Dr. Steven Rosen
Organization: City of Hope
Project Name: A Phase I/II Trial of 8-Chloro-adenosine in Relapsed or Refractory Acute Myeloid Leukemia
Funding Year: 2015
Project period: 6 years
A Phase I/II Trial of 8-Chloro-adenosine in Relapsed or Refractory Acute Myeloid Leukemia
This phase I/II trial will assess the safety and efficacy of 8-Chloro-Adenosine (8-Cl-Ado), a new therapeutic small molecule that is preferentially toxic to cancer as opposed to normal cells. It has shown potent anticancer activity against leukemia cells and has been very well tolerated in an earlier human clinical trial evaluating safety for different blood cancer.

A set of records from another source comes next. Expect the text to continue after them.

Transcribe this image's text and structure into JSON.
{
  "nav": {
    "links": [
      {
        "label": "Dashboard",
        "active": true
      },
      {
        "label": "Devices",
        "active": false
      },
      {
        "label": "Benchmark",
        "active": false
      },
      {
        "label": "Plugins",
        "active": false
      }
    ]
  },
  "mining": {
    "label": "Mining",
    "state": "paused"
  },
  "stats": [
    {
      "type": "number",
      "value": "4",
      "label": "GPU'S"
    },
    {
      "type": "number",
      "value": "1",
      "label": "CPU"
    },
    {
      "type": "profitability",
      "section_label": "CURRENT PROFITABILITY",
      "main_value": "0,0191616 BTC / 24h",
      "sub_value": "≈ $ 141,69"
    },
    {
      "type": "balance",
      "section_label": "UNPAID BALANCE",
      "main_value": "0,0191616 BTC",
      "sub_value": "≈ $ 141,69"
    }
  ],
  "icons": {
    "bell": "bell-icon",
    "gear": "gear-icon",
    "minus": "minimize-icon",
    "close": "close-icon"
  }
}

We developed a novel drug, called 8-chloro-adenosine (8-chloro-ado), that can prevent the RNA in leukemia cells from replicating, causing the cells to die. We have conducted a phase 1 clinical trial of this drug in patients with recurrent/refractory acute myelogenous leukemia (AML), where we administered it directly into the blood vessels for one hour daily for five days. The protocol was based on our compelling studies in cell cultures and animals showing that cell lines and patient leukemia cells are sensitive to this drug at low concentrations. Twenty heavily previously treated, older (average age 68), poor risk patients (eight with previous myelodysplastic syndrome (MDS) and eight with previous bone marrow transplant) were admitted to the trial. Of note all patients’ leukemia cells from their bone marrow taken before treatment with 8-chloro-ado were sensitive to the drug. Potential heart toxicity was witnessed with the one-hour infusion and with FDA approval, the infusion length was changed to four hours daily for five days to help reduce side effects. As a result, five of the six patients treated at the current dose showed a dramatic but short-lived reduction in leukemia cells in their blood. We have now demonstrated increased killing of leukemia cells by combining 8-chloro-ado with the approved AML drug venetoclax in cell lines and animal studies and plan to advance this combination in our next clinical trial. This will allow us to treat patients with AML earlier in their disease course, ultimately improving health outcomes for these patients.